A single, middle aged businessman who works for the New Zealand defence research division of a large multi-national company, wakes one morning to find he has survived a nuclear disaster. He attempts to communicate with other survivors, but in failing to do so he fears that he may be the only human alive. He travels to his place of work only to discover that the nuclear company he works for caused the devastation when it's top-secret Operation Flashlight - a nuclear defence development programme - malfunctioned. He tries to come to terms with his situation but before long he begins to breakdown, considering suicide. He then meets up with another survivor - a young woman - and this new companion gives him hope that there may be more alive. The two agree to travel across the country trying to find others.

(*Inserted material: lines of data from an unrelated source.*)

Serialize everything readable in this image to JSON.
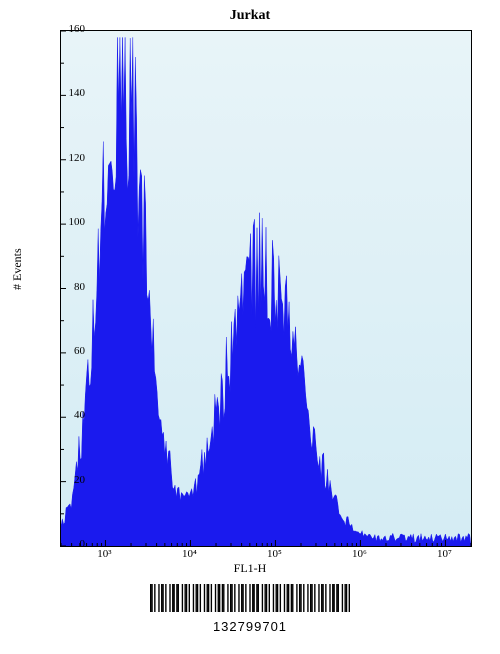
{
  "chart": {
    "type": "histogram",
    "title": "Jurkat",
    "xlabel": "FL1-H",
    "ylabel": "# Events",
    "title_fontsize": 14,
    "label_fontsize": 12,
    "tick_fontsize": 11,
    "background_gradient": [
      "#e8f4f8",
      "#d4ecf4"
    ],
    "fill_color": "#1a1aee",
    "border_color": "#000000",
    "ylim": [
      0,
      160
    ],
    "ytick_step": 20,
    "yticks": [
      0,
      20,
      40,
      60,
      80,
      100,
      120,
      140,
      160
    ],
    "xscale": "log",
    "xlim": [
      300,
      20000000
    ],
    "xticks": [
      1000,
      10000,
      100000,
      1000000,
      10000000
    ],
    "xtick_labels": [
      "10³",
      "10⁴",
      "10⁵",
      "10⁶",
      "10⁷"
    ],
    "peaks": [
      {
        "center_log": 3.2,
        "height": 143,
        "width_log": 0.28
      },
      {
        "center_log": 4.85,
        "height": 85,
        "width_log": 0.44
      }
    ],
    "noise_baseline": 2
  },
  "barcode": {
    "number": "132799701",
    "pattern": "1101001011010010110110010110100101101001011010010110110010110100101101001011011001011010010110100101101100101101001011010010110100101101100101101"
  }
}
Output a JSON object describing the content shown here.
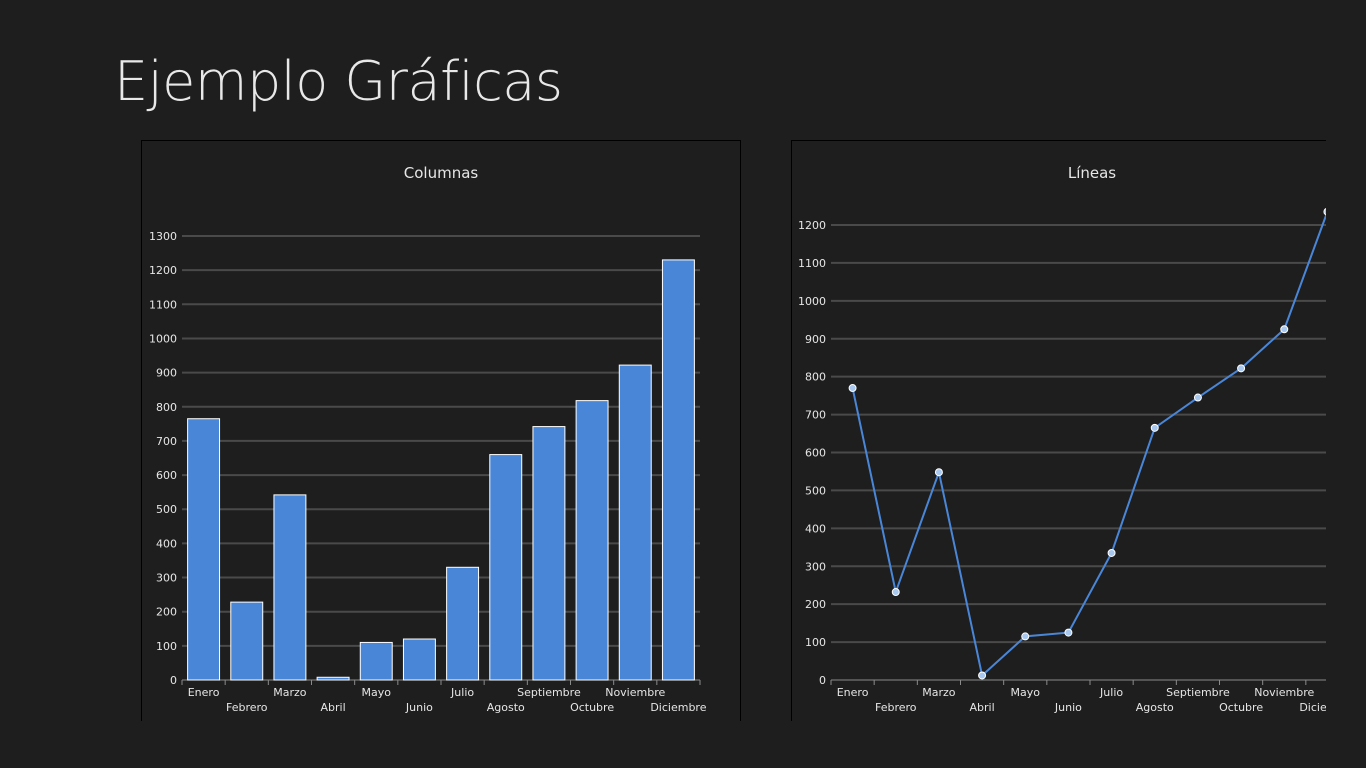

This little-known New Zealand film from 1985 has cropped up on British television a couple of times in recent years yet fails to feature in many genre books. Surprising, because it is an intelligent, clever and well-made production that deserves a wider audience than it already has. Those who may have seen the American film Night of The Comet will have something to compare this too since there are many similarities between them. However, where that film used humour to lighten the subject matter, director Geoff Murphy here chooses to concentrate not just on the practicalities of living without energy but looks deeply into the psychological implications of such a traumatic experience. As the lead starts to loose it he begins to have delusions of grandeur, even going so far as giving speeches to a captive, cardboard cut-out audience from the balcony of his vast, new mansion home.
In the most memorable sequence, at the height of his instability, the man enters a church, shotgun in hand, dressed only in a woman's frock and demands to see God. Pointing the gun at a statue of the crucifixion he calls out; "If you don't come out, I'll shoot the kid." When God fails to appear he blasts the statue to pieces in a dramatic, slow motion frenzy. As the camera closes in the face of Jesus he mutters "And now, I am God." Apart from the above mentioned film and a sequence similar to one seen in Escape From New York, where barricaded streets force the man and his companion to drive down one way only to be ambushed, The Quiet Earth has that fresh, otherworldly ambience that much modern New Zealand cinema has. By the time a third member joins the party, even the politically correct (if unlikely perfect) combination of a middle aged white man, a young white female and a Maori in his thirties, is handled with subtlety and never threatens to overshadow the gripping storyline.